Plenair Engels bij behandeling Aanvulling spreekrecht slachtoffers



Verslag van de vergadering van 5 april 2016 (2015/2016 nr. 26)

Status: gecorrigeerd

Aanvang: 16.53 uur


Bekijk de video van deze spreekbeurt

De heer Engels i (D66):

Mevrouw de voorzitter. Ik dank de minister voor zijn uitvoerige reactie. Hij heeft zich kranig geweerd, als ik het zo mag zeggen. Ik zeg er onmiddellijk bij dat ik niet de indruk heb — ik vermoed dat dat ook voor de minister geldt — dat wij veel nieuwe gezichtspunten hebben gewisseld. Dan komen wij dus uiteindelijk over de weging te praten.

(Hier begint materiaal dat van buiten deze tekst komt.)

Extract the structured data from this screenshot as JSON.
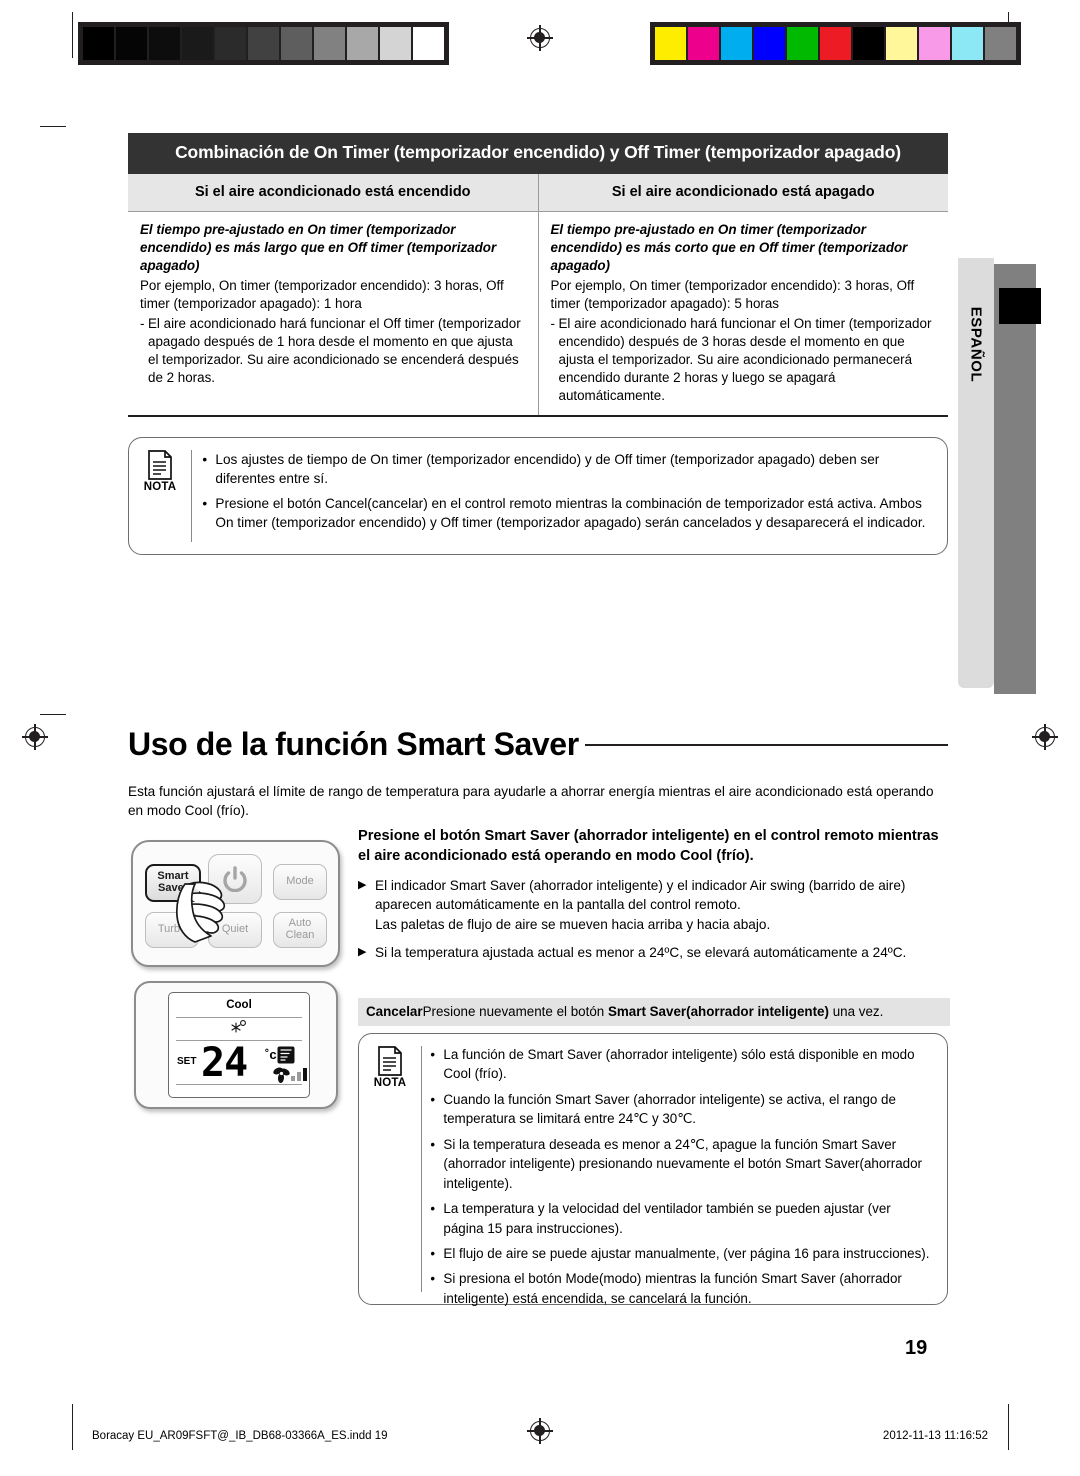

Voor mijn fractie is de kern van dit wetsvoorstel de balans in de strafvordering. Daarbij zijn de autonome, magistratelijke rol en positie van het Openbaar Ministerie van belang, maar vooral ook een onafhankelijke rol en positie van de rechter. Dit wetsvoorstel heeft voor mijn fractie een aantal problematische kanten. Het gaat dan vooral over het spreekrecht over de strafmaat. Dat onderdeel van het spreekrecht zou de balans mogelijk kunnen verstoren. Ik ben er zelf in ieder geval nog niet gerust op. Daarmee trek je als het ware langzamerhand, misschien formeel nog niet maar feitelijk wel, het slachtoffer en nabestaanden verder in het strafproces. Ik heb goede nota genomen van een aantal opmerkingen waaruit blijkt dat de nadruk op het vergeldingsaspect een extra accent krijgt. Ik heb dat niet zozeer van de minister gehoord, als wel van een aantal collegae. Ik vind dat een zorgelijk punt. Wat ik ook een zorgelijk punt vind is dat er niet formeel, maar feitelijk druk lijkt te gaan ontstaan op de motiveringsplicht van de rechter. Het schijnt voor een rechter moeilijk te zijn om zich aan die beïnvloeding door slachtoffers en nabestaanden te onttrekken. Ik zal met mijn fractie in beraad gaan over de vraag welk oordeel wij volgende week zullen geven over het wetsvoorstel.